1949 Orlando Train Disaster.

One of the interesting things about gravehunting is that often you find the graves of people who have been affected by a significant event. Often it is an event that you are not even aware of. While rooting through my images from Newclare Cem in Johannesburg I remembered finding a grave for people killed in a rail accident. 

At the time I didn’t really go into it, but recently, while considering trains that pass through cemeteries I decided to revisit the grave and see what was available on the internet about the incident.

I was quite surprised that I actually found a reference to the accident, although there is not too much information.

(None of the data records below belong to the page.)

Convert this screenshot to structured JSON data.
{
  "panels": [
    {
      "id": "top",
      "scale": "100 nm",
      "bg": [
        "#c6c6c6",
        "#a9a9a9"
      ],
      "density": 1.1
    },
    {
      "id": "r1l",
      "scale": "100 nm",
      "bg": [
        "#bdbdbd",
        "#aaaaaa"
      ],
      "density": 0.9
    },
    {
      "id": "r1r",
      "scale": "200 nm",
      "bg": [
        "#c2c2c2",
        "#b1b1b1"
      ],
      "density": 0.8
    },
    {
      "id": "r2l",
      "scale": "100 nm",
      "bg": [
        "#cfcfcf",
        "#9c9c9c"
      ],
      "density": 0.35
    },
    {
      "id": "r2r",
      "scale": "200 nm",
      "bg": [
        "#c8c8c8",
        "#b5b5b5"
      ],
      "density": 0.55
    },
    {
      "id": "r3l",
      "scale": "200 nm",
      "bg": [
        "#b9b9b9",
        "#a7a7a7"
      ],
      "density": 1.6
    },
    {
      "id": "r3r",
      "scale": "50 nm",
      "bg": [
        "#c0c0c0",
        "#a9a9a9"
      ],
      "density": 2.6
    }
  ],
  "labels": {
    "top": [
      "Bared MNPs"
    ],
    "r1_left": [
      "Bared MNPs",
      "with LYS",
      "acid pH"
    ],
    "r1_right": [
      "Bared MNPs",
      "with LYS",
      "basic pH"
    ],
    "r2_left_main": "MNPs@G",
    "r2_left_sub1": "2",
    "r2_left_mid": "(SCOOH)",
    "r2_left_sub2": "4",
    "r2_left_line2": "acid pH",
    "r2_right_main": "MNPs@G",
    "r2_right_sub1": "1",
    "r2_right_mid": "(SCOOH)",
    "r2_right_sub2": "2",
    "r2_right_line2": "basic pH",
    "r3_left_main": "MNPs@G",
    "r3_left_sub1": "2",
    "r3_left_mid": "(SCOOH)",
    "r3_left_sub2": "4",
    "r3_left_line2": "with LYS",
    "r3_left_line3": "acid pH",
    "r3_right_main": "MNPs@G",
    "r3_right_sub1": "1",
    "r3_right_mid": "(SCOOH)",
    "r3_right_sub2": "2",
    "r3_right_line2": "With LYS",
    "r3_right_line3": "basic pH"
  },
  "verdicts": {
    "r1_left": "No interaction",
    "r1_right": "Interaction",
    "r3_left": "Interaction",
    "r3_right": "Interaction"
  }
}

“29/04/1949. At the time the accident was the worst rail disaster in SA, and occurred when 3 electric trains, all headed in the same direction on the same track were involved in the crash. Two were stationary on a high embankment when the 3rd came around the bend and smashed into the back of the one train which then rammed into the train ahead of it. 74 Passengers lost their lives and more than 90 were injured. An investigation found that the block signal system was faulty.”

Orlando Station is on the Soweto Line, and I expect that many of the other victims ended up being buried in Avalon or one of the other Soweto Cemeteries. I do recall that when I lived in Mayfair during the 60’s, a train derailed just past Langlaagte Station, and it was a real mess, I don’t know what the death toll was, but it was a major incident. I seem to recall that there were tank wagons involved too. The coaches in use in those days on the “non-white” services were mostly the slam door suburbans which had wood throughout, and they would have been very crowded. I can just imagine what the scene must have looked like to those who responded to the disaster in Orlando.

A partly demolished slam door sub from the commuter trains in South Africa.

Update 11/06/2020.

This past week a friend of mine posted an article about the Langlaagte train accident and I was shocked to see what the death toll was.  13 died and 155 were injured, many with severe burns. The article appeared in what was then the Rhodesian Herald of 13 February 1969.